Vadym Troyan said that the Security Service of Ukraine from the outset declined to play the lead role in the probe into the murder of Sheremet, despite that it was "clearly, their zone of responsibility".
In fact, the absence of coordination between the police and the SBU has seriously complicated the course of the probe, the deputy minister remarked.
When asked to comment on the actions of the SBU, which has seized all CCTV footage from the scene, and returned the servers to the owners with all the footage erased, Troyan, who supervised the investigation, admitted that such things did happen with the police as well. He declined to elaborate and advised contacting the SBU "because it was their competence".

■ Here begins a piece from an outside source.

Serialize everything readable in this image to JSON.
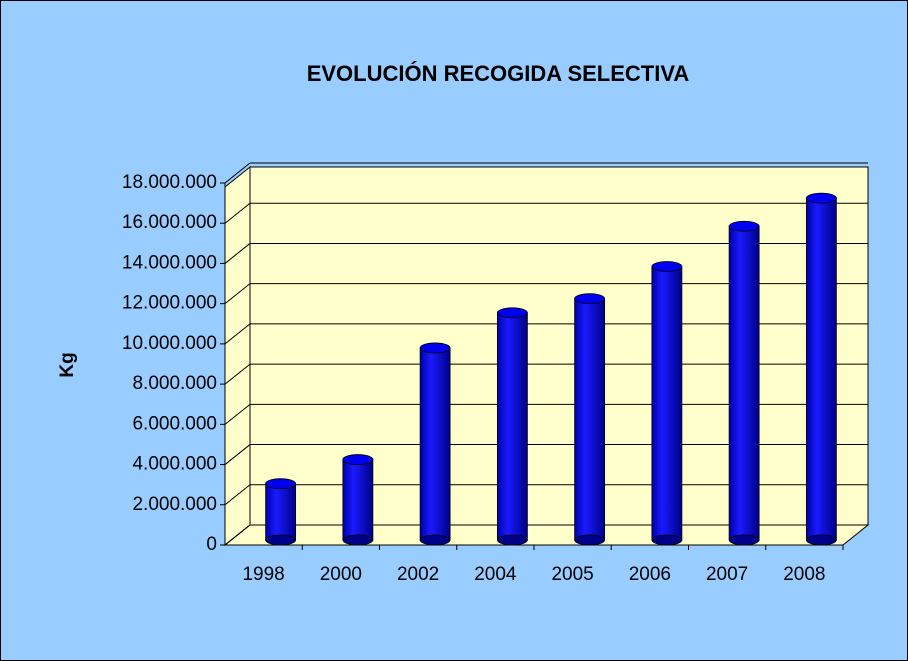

Pavel Sheremet was killed on the morning of 20 July, 2016 in a car explosion in the center of Kyiv. The car belonged to the chief of the Internet publication Ukrainska Pravda Olena Prytula, who was not in the car. The police qualified the explosion as a deliberate murder. Almost immediately after the murder, a video of the alleged bomb planting under the bottom of Sheremet's car was posted to the net.
In early May, OCCRP journalists and the investigative portal Slidstvo.Info posted video footage that indicates that Ihor Ustymenko, an SBU officer until 2014, was seen near the house of Sheremet at night, when a bomb was planted in the journalist's car.
Ustymenko declined to comment on his SBU past, and failed to explain what he was doing near Sheremet's house in the night before the murder.
The SBU said Ustymenko was dismissed on 29 April, 2014.
On 14 May, President Petro Poroshenko said the National Police had summoned Ustymenko for questioning.